Updated November 10, 2021 at 9:00 am: Links to TTC reports have been updated to point to the TTC’s new website.
Updated December 22, 2020 at 1:20 pm: Some illustrations from the Board meeting presentation have been added to this article, or have replaced previous versions with lower resolution from the budget report. Text has been added in some sections notably in comments about the timing of future projects and spending.
This is a companion article to my piece on the Operating Budget for 2021. This year operations will have a big challenge because subsidies are needed to backfill lost fare revenue, and yet politically, spending money on what we already have does not have the allure of announcing yet another subway plan. “Look! Another bus on Dufferin” does not stir the blood in quite the same way although one might argue that the long-suffering riders there are equally “deserving” of attention.
The Capital Budget has its own problems. For many years the true need for transit capital in Toronto was hidden so that the depth of the funding hole would not be obvious. Magically, there always seem to be enough capital to cover current costs, and somehow future years took care of themselves as they became the new present.
That scheme came unglued as TTC capital needs rose and available money went to the flashy new projects: a subway here, an LRT there, and of course an expressway rebuild lest those non-transit riders should be delayed on their vital journeys to and from downtown. A new class of project “below-the-line” was invented to accommodate work that was necessary, but for which money had yet to be found.
However, even getting on that unfunded list required acknowledgement that a project was necessary, and a long list of below-below-the-line work accumulated. In budgetary terms, this tactic was non “sustainable”. One cannot claim to be making a budget while ignoring over half of one’s future needs. Far from being ready to face the future, the TTC had a long queue of projects needed to refresh decades-old infrastructure, but no money to pay for them because they officially didn’t exist in the mind of fiscal planners.
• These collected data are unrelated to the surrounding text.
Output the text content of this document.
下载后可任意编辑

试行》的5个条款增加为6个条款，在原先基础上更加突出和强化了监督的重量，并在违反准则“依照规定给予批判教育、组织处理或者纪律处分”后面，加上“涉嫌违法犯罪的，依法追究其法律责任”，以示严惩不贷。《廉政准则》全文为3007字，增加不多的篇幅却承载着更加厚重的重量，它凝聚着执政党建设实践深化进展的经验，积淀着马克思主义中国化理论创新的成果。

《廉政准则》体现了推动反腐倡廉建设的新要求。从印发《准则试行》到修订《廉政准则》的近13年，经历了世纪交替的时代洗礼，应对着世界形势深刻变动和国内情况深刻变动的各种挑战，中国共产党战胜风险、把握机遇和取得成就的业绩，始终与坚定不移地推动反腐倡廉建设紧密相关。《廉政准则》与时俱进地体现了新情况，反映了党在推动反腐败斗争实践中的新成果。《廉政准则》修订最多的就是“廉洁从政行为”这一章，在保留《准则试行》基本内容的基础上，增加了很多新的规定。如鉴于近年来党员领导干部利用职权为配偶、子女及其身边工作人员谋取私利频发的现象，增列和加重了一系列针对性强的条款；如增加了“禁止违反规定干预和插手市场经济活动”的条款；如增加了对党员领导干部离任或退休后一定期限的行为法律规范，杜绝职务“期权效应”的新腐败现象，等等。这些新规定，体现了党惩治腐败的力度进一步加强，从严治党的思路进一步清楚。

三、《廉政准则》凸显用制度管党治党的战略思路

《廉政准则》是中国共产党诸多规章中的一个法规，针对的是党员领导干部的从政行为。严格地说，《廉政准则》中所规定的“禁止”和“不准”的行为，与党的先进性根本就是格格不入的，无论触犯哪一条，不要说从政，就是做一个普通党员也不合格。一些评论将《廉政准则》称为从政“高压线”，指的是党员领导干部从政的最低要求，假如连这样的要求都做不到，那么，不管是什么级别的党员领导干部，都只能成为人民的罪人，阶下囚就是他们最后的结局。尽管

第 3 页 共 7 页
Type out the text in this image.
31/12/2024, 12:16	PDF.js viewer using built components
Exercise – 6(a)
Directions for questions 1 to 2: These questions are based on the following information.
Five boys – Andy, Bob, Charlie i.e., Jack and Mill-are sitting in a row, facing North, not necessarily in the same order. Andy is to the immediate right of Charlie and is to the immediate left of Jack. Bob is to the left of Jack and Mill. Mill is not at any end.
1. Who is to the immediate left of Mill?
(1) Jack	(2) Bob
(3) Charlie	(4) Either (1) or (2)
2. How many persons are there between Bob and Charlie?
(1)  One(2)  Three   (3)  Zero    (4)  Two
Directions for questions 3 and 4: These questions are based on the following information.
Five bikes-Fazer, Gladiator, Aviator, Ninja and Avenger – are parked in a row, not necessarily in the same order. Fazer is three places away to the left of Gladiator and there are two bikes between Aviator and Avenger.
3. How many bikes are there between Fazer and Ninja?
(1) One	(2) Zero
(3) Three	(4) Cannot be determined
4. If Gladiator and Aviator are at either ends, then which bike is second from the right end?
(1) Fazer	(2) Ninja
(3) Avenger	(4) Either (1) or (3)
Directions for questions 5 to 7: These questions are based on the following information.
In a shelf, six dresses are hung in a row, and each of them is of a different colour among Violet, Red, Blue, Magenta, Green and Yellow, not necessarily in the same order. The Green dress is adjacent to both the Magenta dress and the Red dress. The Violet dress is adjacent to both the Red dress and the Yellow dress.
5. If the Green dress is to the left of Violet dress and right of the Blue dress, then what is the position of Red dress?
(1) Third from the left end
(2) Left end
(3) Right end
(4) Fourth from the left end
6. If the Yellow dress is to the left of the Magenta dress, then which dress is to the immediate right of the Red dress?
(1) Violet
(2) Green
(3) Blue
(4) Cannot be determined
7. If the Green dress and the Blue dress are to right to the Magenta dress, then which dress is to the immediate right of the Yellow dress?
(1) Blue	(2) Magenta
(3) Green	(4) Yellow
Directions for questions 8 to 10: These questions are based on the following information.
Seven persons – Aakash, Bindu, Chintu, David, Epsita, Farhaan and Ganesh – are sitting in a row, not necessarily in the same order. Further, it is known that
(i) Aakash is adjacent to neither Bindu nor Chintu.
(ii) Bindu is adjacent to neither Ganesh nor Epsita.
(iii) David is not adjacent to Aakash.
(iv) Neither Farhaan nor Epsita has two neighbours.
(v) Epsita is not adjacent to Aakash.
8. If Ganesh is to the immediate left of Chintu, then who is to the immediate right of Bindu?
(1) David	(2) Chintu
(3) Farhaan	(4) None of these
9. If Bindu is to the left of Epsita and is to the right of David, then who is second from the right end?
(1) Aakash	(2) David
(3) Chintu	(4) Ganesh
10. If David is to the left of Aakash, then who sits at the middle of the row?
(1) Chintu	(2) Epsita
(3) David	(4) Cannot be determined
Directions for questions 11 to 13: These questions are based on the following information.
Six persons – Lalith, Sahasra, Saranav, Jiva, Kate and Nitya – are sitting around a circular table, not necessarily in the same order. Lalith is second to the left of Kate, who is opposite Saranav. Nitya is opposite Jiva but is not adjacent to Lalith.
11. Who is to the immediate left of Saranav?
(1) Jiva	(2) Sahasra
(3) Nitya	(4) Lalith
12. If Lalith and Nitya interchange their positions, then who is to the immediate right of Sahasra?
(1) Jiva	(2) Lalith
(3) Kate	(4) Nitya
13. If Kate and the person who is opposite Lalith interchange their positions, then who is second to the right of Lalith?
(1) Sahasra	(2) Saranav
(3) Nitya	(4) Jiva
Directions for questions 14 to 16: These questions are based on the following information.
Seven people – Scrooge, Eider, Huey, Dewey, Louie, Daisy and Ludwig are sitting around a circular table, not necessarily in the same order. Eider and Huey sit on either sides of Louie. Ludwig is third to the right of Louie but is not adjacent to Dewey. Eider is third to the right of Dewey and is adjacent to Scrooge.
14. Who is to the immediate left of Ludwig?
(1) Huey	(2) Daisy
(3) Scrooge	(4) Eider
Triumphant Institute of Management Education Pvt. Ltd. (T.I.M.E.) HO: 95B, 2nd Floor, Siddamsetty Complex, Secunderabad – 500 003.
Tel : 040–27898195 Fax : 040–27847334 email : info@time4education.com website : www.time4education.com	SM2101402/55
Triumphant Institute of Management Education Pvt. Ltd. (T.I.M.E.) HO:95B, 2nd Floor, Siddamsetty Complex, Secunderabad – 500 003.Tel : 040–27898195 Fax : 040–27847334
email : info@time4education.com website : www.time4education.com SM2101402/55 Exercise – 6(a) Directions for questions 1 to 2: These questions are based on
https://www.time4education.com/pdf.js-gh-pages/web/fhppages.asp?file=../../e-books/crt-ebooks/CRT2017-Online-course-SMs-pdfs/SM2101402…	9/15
This was not entirely the TTC’s fault. The City of Toronto preferred to have its transit system and appetite for capital look as if everything was in hand. The situation was not helped one bit by the prevailing attitude among some politicians that transit infrastructure, especially subways, is near-immortal while, in fact, lines dating back to the mid-20th century were showing signs of their age.
The situation was simply untenable as what once was “the future” banged loudly on Toronto’s door. In early 2019, a 15 year capital funding outlook was presented to the TTC Board including a $33.5 billion projection of capital needs to 2033.
The capital budget and ten-year plan before the Board on December 21 is not a full update of the 15-year plan, but it shows the transit funding crisis Toronto faces quite starkly. The 15 year plan’s status today is:
… the CIP has been updated and further refined in accordance with Board and Council direction, resulting in a 2021 to 2035 CIP that totals $37.7 billion, of which $10.349 billion is unfunded within the first 10 years and a total of $23.239 billion over the 15-year period. [p. 1]
The total does not in include major expansion projects beyond closeout of the Spadina extension project ($120 million), end-of-life support for the SRT ($47 million), and design work for the Waterfront LRT ($50 million). This is small change on the scale of the 15 year plan’s billions.